Intelligence is vitally important and at the same time only partially explanatory for success in life. Rob Henderson explores this importance and its limitations in “Nobody is a Prisoner of Their IQ”.
Continuing with the theme of important but complicated, Virginia Postrel discusses the tradeoffs between effective and “ineffective” altruism. This is a topic I come back to from time to time as I am often a critic of much altruistic efforts. This pushes back a little on my tendency to side with the effective altruists (note: this is a tendence rather than a wholehearted siding). At the same time it gives some concrete support for when I have waivered from the island of EA.
If everything were as simple and straightforward as we wished, solutions like Effective Altruism would make progress easy. Alas, it is never that simple. As a fantastic but tragic case in point Michael Huemer argues “The Drug Laws Don't Work”.
Winners often quit, and quitters often win. That’s not the old saying, but Annie Duke thinks it should be. Grit is essential to success, but it is mistakenly understood as grit implies never quit. When stubborn is used as a virtue, we get good money chasing bad.

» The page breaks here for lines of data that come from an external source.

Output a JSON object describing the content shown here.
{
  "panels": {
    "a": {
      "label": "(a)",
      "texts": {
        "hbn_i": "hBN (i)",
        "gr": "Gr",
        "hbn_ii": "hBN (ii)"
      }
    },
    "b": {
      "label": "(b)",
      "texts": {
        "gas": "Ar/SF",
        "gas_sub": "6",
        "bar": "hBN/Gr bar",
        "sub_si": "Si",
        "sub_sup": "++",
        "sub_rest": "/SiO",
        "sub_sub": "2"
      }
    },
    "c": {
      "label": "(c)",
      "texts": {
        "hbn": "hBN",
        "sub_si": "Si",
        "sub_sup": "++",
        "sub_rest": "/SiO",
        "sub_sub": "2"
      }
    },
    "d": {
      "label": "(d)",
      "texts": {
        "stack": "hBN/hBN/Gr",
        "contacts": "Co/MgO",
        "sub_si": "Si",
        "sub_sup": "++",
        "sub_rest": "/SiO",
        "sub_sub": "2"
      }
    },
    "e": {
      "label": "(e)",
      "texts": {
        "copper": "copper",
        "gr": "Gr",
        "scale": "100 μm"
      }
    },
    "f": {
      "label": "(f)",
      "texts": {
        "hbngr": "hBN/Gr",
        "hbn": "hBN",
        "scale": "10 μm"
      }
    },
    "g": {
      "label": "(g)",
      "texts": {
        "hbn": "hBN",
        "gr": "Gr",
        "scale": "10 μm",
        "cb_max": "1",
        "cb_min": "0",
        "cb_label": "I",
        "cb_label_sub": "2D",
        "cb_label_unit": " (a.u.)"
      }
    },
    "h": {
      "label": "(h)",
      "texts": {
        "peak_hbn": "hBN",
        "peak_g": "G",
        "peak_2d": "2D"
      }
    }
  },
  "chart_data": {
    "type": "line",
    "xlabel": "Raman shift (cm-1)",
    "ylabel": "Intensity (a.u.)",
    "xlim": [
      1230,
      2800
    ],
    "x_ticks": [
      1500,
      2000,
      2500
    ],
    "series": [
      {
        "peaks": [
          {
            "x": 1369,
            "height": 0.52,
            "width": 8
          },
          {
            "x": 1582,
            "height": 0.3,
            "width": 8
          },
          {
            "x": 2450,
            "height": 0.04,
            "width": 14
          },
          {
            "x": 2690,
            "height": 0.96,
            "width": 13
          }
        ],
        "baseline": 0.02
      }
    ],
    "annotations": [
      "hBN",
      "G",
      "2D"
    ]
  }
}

Perhaps dovetailing with all of the above in one fashion or another, Gurwinder explains “Why Smart People Believe Stupid Things”. We think or want to think that:
IQ is worthless or IQ is everything.
The only charity we should do is that which the experts have determined to be effective or we ignore the excellent points the EA experts make.
Drugs1 are bad; therefore, we can2 make the world better by making them illegal.
We have to finish what we start.
Each link above might leave you a bit dismayed since each challenges the certainty we all long for. One thing does seem certain. There is always nuance.
Notice how fluid and indeterminant the category of bad drugs actually is and how drug warriors of all types think in simplistic black and white terms in defining the category.
The word “can” here has too meanings—moral and effectual.